Acoustic performance

Acoustic performance inside a building depends on outside noise levels and the frequency of that noise. An open window is estimated to reduce the level of outdoor sound by about 15dB. With a typical rooflight, sound reduction is about 28-32dB Rw, and a higher performing glass roof (when closed) cuts noise by about 36-45dB Rw.

Building Bulletin 93 gives guidelines for maximum internal ambient noise levels in schools, but allows some flexibility so that ventilation requirements can be met by natural means wherever possible.

Watertightness

One of the key considerations when addressing the watertightness of roof glazing is the gradient of installation. BS 5516:2004 is the relevant code of practice for patent glazing systems and recommends a minimum pitch of 15°. Some higher-quality roof glazing systems will allow for greater design freedom, with declared watertightness performance down to inclinations much lower than 15°. Some sloped glazing systems will be CE marked to BS EN 13830:2015, under which watertightness can be optionally declared. High-performing roof glazing systems can remain watertight beyond 1,750Pa of pressure (Class RE 1750) to as low as a 2° pitch. However, a system that has been watertightness-tested as a facade (90°),is very unlikely to give the same performance if installed at a shallow pitch.

When designing any roof glazing, the only way to be certain of the watertightness performance is to check that the tests have been carried out at the pitch of your design. For domed and barrel vault rooflights, the relevant standards are BS EN 1873:2014 and BS EN 14963:2006, but these only require watertightness tests and do not simulate extreme weather or take into account the effect of wind. Consider specifying rooflights that are watertightness-tested against driving rain. The Driven Rain Index (DRI) test subjects rooflights to water at speeds over 70mph in a wind tunnel.

Safety

On average, seven people are killed each year after falling through a fragile roof or fragile rooflight, and many others suffer permanent disabling injury. It is therefore essential to specify non-fragile assemblies for new and replacement roofs.

Even though polycarbonate is considered to be a non-fragile material, no polycarbonate rooflight can guarantee longevity of non-fragility following installation. This is due to the unknown external effects of incorrect cleaning, maintenance and/or environmental factors that will affect the characteristics of these plastic materials. Polycarbonate rooflight domes should therefore not be considered as impact-resistant against falls, unless additional safety measures are implemented.

The CDM 2015 regulations require designers, principal designers, principal contractors and contractors to take account of the following principles in carrying out their duties:

1. Avoid risks where possible
2. Evaluate those risks that cannot be avoided
3. Put in place proportionate measures that control them at source.

This process will include addressing the following safety measures:

• Installation of perimeter edge protection and handrails
• Installation of rooflights with fully guarded platforms
• Training of operatives, and ensuring that they are secured to anchor points

An additional safety feature that should be considered is permanent fall-through protection grills.
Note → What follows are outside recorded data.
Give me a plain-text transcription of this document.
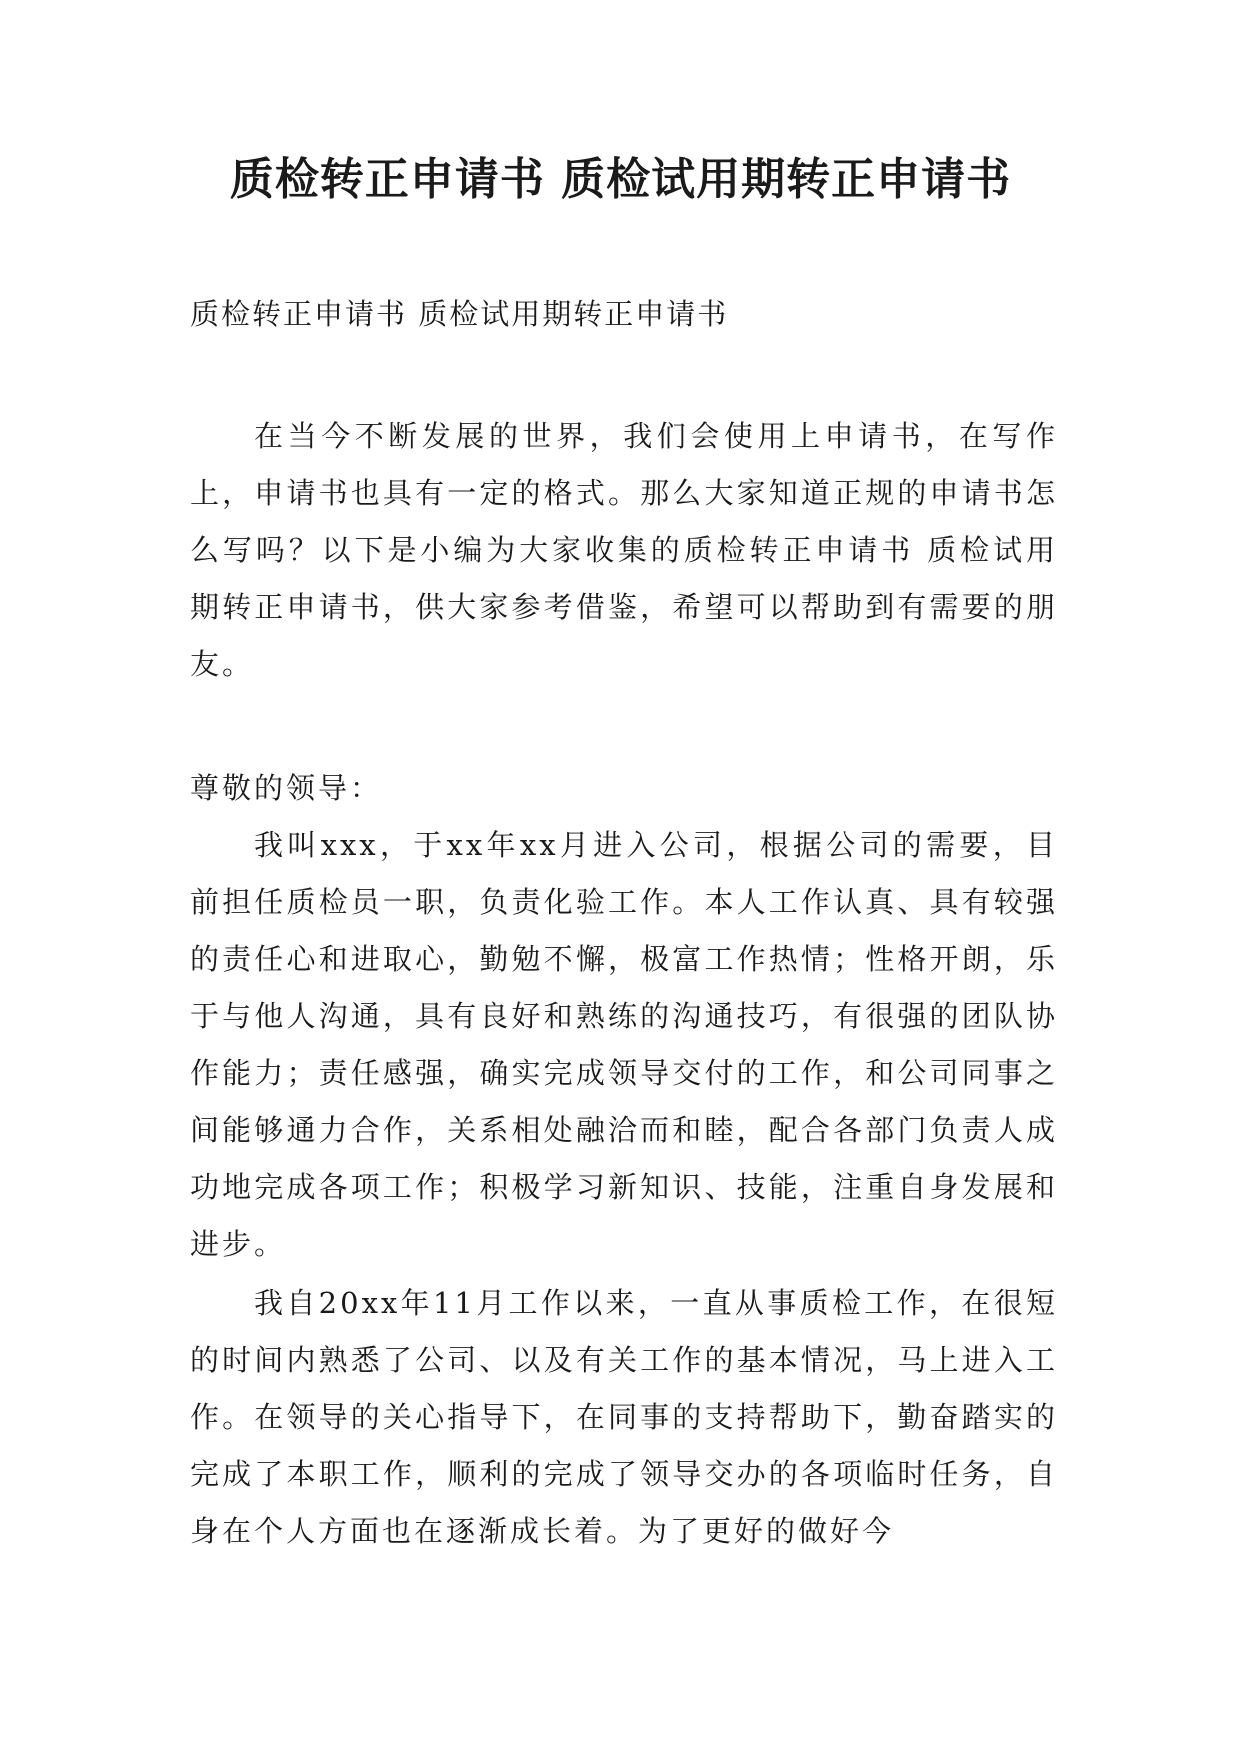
质检转正申请书 质检试用期转正申请书
质检转正申请书 质检试用期转正申请书

在当今不断发展的世界，我们会使用上申请书，在写作上，申请书也具有一定的格式。那么大家知道正规的申请书怎么写吗？以下是小编为大家收集的质检转正申请书 质检试用期转正申请书，供大家参考借鉴，希望可以帮助到有需要的朋友。

尊敬的领导：

我叫xxx，于xx年xx月进入公司，根据公司的需要，目前担任质检员一职，负责化验工作。本人工作认真、具有较强的责任心和进取心，勤勉不懈，极富工作热情；性格开朗，乐于与他人沟通，具有良好和熟练的沟通技巧，有很强的团队协作能力；责任感强，确实完成领导交付的工作，和公司同事之间能够通力合作，关系相处融洽而和睦，配合各部门负责人成功地完成各项工作；积极学习新知识、技能，注重自身发展和进步。

我自20xx年11月工作以来，一直从事质检工作，在很短的时间内熟悉了公司、以及有关工作的基本情况，马上进入工作。在领导的关心指导下，在同事的支持帮助下，勤奋踏实的完成了本职工作，顺利的完成了领导交办的各项临时任务，自身在个人方面也在逐渐成长着。为了更好的做好今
The Centre for Window and Cladding Technology (CWCT) has produced two technical notes on the use of rooflights. TN 66 is a guide to specification and TN 67 sets out testing and assessment methods. The latter categorises rooflights under four classes:

• Class 0 – Roofs that are designed for unrestricted access by building occupants
• Class 1 – Roofs that will be walked on for occasional cleaning/maintenance activities and that will therefore need to support both the weight of people on the glass and their equipment. Such roofs could be subject to impact from a person, and/or any object carried, falling onto its surface.
• Class 2 – Roofs where people are not intended to walk on the glass, but which are required to be non-fragile to protect maintenance personnel, who could be walking adjacent to the glass roof and could trip or fall onto the glass surface. CWCT TN 92 is a simplified method for assessing the impact safety for class 2 glass roofs.
• Class 3 – Roofs which are fragile.